CPU-Z Isn't Good For Benchmarking CPUs According To New Study

Stock image of a CPU.

CPU-Z is an app that shows a PC's hardware specifications, providing in-depth details about the CPU in particular. It also comes with a CPU benchmark, and although it's not nearly as popular as Cinebench, it's still popped up in some reviews and even AMD's marketing slides. However, technical analysis site Chips and Cheese has found that CPU-Z's benchmark just isn't perfect for evaluating the best CPUs.

CPU benchmarks can test lots of different things because there's so much to a CPU on a microscopic level, and so other benchmarks give different rankings. But what a benchmark doesn't test can also be necessary, and that's the critical issue with CPU-Z's benchmark, according to Chips and Cheese, as it doesn't adequately test cache or branch prediction.

The cache is a small amount of memory integrated into processors to lower the time spent communicating with RAM, which is much slower. The CPU-Z benchmark is less than 32KB large, which fits into the L1 (first level) cache of even old CPUs. While technically very efficient, it also makes for a benchmark that can't stress a CPU's cache, so CPUs with better cache don't score any better.

Branch prediction is the process of a chip attempting to guess upcoming tasks. Correct predictions mean faster execution, while wrong predictions lose time. In CPU-Z, Chips and Cheese found that even the infamous FX-8150 Bulldozer CPU had a branch prediction success rate of 95%. That's pretty generous for a CPU that received universally bad reviews when it launched in 2011.

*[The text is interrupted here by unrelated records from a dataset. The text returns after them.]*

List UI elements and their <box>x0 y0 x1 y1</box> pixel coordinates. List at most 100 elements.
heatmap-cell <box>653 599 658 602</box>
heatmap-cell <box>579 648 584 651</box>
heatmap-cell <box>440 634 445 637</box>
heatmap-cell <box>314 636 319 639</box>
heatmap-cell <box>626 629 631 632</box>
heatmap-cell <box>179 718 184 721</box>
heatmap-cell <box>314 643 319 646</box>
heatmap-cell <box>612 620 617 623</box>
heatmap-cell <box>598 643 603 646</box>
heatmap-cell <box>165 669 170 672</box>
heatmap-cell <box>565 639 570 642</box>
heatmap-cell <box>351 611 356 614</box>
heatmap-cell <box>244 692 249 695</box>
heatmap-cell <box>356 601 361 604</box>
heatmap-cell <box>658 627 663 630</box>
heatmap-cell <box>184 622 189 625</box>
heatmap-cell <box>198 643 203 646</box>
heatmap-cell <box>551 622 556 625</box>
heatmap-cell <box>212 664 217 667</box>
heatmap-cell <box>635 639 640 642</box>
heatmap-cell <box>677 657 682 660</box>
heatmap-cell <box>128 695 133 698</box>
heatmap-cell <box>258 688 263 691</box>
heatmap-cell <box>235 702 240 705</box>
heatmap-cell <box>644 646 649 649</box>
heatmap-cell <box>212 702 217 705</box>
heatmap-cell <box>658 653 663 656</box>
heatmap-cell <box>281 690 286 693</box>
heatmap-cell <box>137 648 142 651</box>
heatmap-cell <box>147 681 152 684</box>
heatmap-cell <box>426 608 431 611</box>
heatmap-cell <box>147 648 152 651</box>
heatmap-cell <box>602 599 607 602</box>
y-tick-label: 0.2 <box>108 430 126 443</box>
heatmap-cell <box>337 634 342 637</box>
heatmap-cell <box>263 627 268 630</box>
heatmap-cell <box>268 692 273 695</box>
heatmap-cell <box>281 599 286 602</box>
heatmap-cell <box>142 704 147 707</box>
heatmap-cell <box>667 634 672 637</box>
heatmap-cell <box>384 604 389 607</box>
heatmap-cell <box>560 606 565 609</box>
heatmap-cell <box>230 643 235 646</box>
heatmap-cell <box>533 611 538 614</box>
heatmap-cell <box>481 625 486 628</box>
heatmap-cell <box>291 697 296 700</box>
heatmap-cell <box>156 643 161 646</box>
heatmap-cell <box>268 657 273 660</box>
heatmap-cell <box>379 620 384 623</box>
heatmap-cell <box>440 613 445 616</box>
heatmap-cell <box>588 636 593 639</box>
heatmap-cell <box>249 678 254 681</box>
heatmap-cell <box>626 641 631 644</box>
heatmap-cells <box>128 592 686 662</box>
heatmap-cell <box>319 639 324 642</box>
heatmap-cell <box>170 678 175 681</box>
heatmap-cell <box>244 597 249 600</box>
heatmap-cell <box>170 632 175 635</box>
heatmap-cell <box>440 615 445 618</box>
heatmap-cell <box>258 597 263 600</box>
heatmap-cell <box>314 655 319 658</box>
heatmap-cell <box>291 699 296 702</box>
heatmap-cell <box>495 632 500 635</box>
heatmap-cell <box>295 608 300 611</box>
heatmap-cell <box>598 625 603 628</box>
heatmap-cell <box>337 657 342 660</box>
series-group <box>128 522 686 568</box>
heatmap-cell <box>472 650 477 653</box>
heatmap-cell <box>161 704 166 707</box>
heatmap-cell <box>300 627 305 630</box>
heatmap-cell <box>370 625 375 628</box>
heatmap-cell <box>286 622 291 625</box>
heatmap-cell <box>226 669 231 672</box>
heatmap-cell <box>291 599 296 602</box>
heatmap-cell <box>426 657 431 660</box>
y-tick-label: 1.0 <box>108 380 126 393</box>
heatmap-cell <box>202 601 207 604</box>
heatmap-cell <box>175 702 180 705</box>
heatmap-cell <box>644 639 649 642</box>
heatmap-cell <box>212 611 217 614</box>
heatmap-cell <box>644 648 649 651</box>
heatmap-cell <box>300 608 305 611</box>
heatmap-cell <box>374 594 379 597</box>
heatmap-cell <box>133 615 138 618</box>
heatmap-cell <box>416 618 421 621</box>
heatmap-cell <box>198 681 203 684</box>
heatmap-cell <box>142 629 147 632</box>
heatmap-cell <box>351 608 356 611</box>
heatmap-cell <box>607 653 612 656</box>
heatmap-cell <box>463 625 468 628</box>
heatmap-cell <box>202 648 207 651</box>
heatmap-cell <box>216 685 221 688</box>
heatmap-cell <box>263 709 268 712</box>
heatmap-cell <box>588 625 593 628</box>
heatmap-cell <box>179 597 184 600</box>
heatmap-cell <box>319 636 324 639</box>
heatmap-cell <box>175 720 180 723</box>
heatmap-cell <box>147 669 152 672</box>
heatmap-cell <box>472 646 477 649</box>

It's not just Chips and Cheese that thinks cache and branch prediction performance is essential, as the report quotes Jim Keller in the conclusion. The legendary engineer in 2021 claimed some of the most significant limitations on performance today are "branch predictability and data locality." With the latest AMD and Intel CPUs bulking up in cache to keep data as accessible to the CPU as possible, Keller is probably right.